Riauexpose.com | Sidang lanjutan perkara dugaan korupsi operasi tangkap tangan (OTT) di Dinas PUPR Riau dengan terdakwa Gubernur Riau nonaktif, Abdul Wahid, kembali memanas.
Dua saksi kunci justru membantah adanya istilah “satu komando” yang sebelumnya disebut sebagai indikasi tekanan dalam praktik setoran proyek.

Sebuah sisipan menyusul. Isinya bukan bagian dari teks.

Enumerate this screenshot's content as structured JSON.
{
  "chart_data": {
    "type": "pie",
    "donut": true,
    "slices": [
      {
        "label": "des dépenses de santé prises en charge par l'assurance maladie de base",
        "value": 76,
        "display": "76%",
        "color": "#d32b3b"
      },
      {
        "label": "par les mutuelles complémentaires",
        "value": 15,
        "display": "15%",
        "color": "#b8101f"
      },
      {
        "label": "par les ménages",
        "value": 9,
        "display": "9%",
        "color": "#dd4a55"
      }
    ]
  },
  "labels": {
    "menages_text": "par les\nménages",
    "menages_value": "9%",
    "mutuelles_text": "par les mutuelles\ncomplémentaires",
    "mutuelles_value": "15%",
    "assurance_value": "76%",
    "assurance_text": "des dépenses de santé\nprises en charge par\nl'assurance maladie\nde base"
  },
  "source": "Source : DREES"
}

Persidangan yang digelar di Pengadilan Negeri Pekanbaru, Kamis (30/4/2026), menghadirkan Chairu Sholihin (Kasi UPT 2) dan Andri Budhiawan (Kasi UPT 3).
Di hadapan majelis hakim, keduanya secara tegas menyatakan tidak pernah mendengar istilah tersebut dalam pertemuan internal yang menjadi sorotan.
Bantahan ini menjadi titik terang karena bertolak belakang dengan kesaksian sejumlah kepala UPT pada sidang sebelumnya yang mengaku mendapat arahan “satu komando”, yang diduga berkaitan dengan praktik setoran di lingkungan UPT.
Perbedaan mencolok ini digali oleh Ketua Tim Kuasa Hukum terdakwa, Kemal Shahab, yang mempertanyakan konsistensi keterangan para saksi.
Namun begitu, jalannya persidangan sempat diinterupsi jaksa penuntut umum dengan alasan kemungkinan saksi tidak mendengar karena kondisi ruangan tidak kondusif.
Majelis hakim langsung menanggapi tegas argumen tersebut. Hakim Ketua Delta Tamtama menekankan bahwa kesaksian harus dinilai berdasarkan fakta yang benar-benar dialami saksi, bukan asumsi.
“Kita tidak terima alasan apa pun. Mau ke toilet sekalipun, yang penting dia tidak mendengar,” tegas hakim di ruang sidang.
Selain membantah istilah “satu komando”, kedua saksi juga mengaku tidak melihat adanya tekanan terhadap para kepala UPT, termasuk Kepala UPT 3 Eri Ikhsan dan Kepala UPT 2 Ardi Irfandi.
Situasi dalam pertemuan disebut berlangsung normal tanpa indikasi intimidasi.
“Biasa-biasa saja,” ungkap Andri Budhiawan saat dimintai keterangan mengenai suasana pertemuan tersebut.
Meski demikian, Andri mengakui bahwa praktik setoran yang terjadi di lingkungan UPT bertentangan dengan hati nuraninya, yang mengindikasikan adanya persoalan etik di internal organisasi.
Sidang ini memperlihatkan adanya disparitas keterangan antar saksi yang berpotensi memengaruhi konstruksi perkara.
Perbedaan tersebut kini menjadi perhatian serius majelis hakim dalam menilai kredibilitas dan konsistensi kesaksian sebelum mengambil keputusan hukum lebih lanjut.